I half-imagined we might find Kurtz out there, the protagonist of Joseph Conrad's novella Heart of Darkness. But then with a jolt I thought, "Damn, I spend so much time out here myself! What if I'm Kurtz?"

Anyway, back in real life, the city raided Columbia Packing Plant in Oak Cliff on January 19 after an amateur aerial photographer caught images of pig blood from Columbia turning a Trinity River tributary red. Since then the Ondrusek family, owners of the plant, have blamed the river-of-pig-blood situation on the city for failing to keep sanitary sewer pipes clear.

Caraway asked to be shown the area in question the easy way, from the packing plant property, but the owners refused permission. So he decided to do it the hard way.

For my own two bits worth, I was thrilled to see him do it.
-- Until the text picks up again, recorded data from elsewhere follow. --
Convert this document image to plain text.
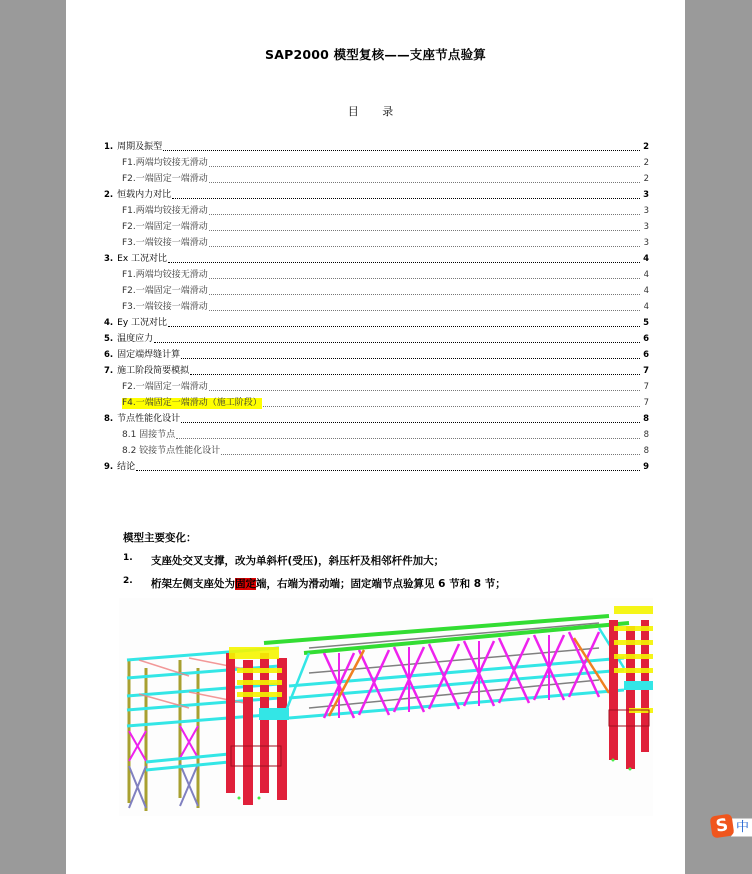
SAP2000 模型复核——支座节点验算
目 录
1. 周期及振型	2
F1.两端均铰接无滑动	2
F2.一端固定一端滑动	2
2. 恒载内力对比	3
F1.两端均铰接无滑动	3
F2.一端固定一端滑动	3
F3.一端铰接一端滑动	3
3. Ex 工况对比	4
F1.两端均铰接无滑动	4
F2.一端固定一端滑动	4
F3.一端铰接一端滑动	4
4. Ey 工况对比	5
5. 温度应力	6
6. 固定端焊缝计算	6
7. 施工阶段简要模拟	7
F2.一端固定一端滑动	7
F4.一端固定一端滑动（施工阶段）	7
8. 节点性能化设计	8
8.1 固接节点	8
8.2 铰接节点性能化设计	8
9. 结论	9
模型主要变化：
1.	支座处交叉支撑，改为单斜杆(受压)，斜压杆及相邻杆件加大；
2.	桁架左侧支座处为固定端，右端为滑动端；固定端节点验算见 6 节和 8 节；
中
S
The danger is that the issue of effluent from unregulated industrial facilities along the Trinity may be be more widespread than this one instance, which was discovered by fluke.

All indications so far are that city staff is taking this particular instance very seriously, but you and I both know what kind of mischief can befall City Hall when people with the right strings in their hands start pulling on them.

Caraway is capable of keeping the kind of focus on this matter that would make it difficult for anybody to sweep it under the rug.

"I'm not talking about anything else up and down the river," he told me. "Right now we need to keep the focus on this particular problem."

I get that. And anyway, making it a far bigger and worse problem is my job. I'm on the case.

For example, this morning I hiked upstream a distance on Cedar Creek, beyond where the Caraway expedition stopped, and I found a second dark-stained outfall into the creek below the Columbia Property.

I traced the bed of this second outfall up from the bank of Cedar Creek all the way to the back property line of the Columbia Plant. I took pictures to show that the upstream beginning of the outfall is beneath a mountain of industrial trash, broken concrete and timber dumped off the back of the Columbia property.

A debris field of plastic oil cans, broken 10-inch blue PVC pipe and other trash runs from the plant all the way back downhill to the point where it pours into Cedar Creek. Some of the plastic containers are heavily weathered. This didn't start last week.

Soon after city officials raided Columbia, lawyers for the company said in a written statement that the company had always followed the rules and that the pig blood spill was an anomaly, which the company blamed on the city.

I can't really figure how what I found could be blamed on the city, and, actually, I'm kind of an expert on blaming stuff on the city.

But, listen: I only found what I found because Caraway led me out there. I don't know how he fared -- we got separated -- but I came back to my own office reeking, covered with mud and scratches, feeling pretty good about myself, like Captain Willard (Martin Sheen) in Apocalypse Now.

You know, I'm a reporter. I'm used to dirt. But I don't know how many city council members would have done today's trek. I have to take my hat off to Caraway.